Images provided by Yoshiro Inamoto and Mary Flowers
The researchers examined a cohort of 977 HCT recipients that were treated with immunosuppressive drugs for chronic GVHD from May 2000 to December 2009. At initial treatment, 7% of patients presented with sclerosis, and the cumulative incidence of sclerosis reached 20% within 3 years after initial treatment of GVHD (95% CI, 17.5%-22.5%). Previous smaller studies had reported a sclerotic GVHD incidence of 10% to 15%. "This result is important to alert hematologists and oncologists who may not be familiar with this complication, and will help to counsel patients about this complication when considering an allogeneic transplant and, after transplant, when they develop chronic GVHD," according to Drs. Flowers and Inamoto.

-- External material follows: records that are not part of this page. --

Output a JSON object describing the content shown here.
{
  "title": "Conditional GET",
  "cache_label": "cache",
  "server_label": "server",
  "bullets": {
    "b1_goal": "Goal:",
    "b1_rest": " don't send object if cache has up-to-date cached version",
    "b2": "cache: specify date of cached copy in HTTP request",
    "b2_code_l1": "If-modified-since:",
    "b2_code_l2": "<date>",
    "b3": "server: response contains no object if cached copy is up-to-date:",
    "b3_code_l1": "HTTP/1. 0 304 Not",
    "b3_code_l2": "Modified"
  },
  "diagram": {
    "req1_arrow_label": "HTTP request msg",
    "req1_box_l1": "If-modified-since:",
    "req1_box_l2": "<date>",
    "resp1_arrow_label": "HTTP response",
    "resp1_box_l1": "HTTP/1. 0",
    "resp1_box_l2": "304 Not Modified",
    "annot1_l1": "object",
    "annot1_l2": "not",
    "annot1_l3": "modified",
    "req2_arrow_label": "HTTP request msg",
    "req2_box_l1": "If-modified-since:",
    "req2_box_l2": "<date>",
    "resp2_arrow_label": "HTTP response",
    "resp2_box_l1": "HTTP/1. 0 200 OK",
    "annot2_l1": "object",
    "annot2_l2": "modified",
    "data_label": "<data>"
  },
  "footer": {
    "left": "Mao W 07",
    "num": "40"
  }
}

Using multivariate analysis, the investigators identified two factors that increase the risk of developing sclerosis: the use of mobilized blood stem cells for the graft (hazard ratio [HR] 1.99; 95% CI, 1.20-3.31; P = 0.008), and total body irradiation greater than 450 centigray when preparing patients for transplant (HR 1.62; 95% CI, 1.14-2.31; P = 0.008). Mobilized blood stem cell transplant increases the risk of developing chronic GVHD overall. The cytokine treatment used to mobilize stem cells from the bone marrow to the blood stream was previously shown to cause a certain type of T cell differentiation that contributes to sclerotic GVHD in murine transplant models. The researchers speculate that irradiation of skin could also contribute to sclerosis through increased presentation of sclerotic antigens to donor T cells through epidermal damage and cytokine production.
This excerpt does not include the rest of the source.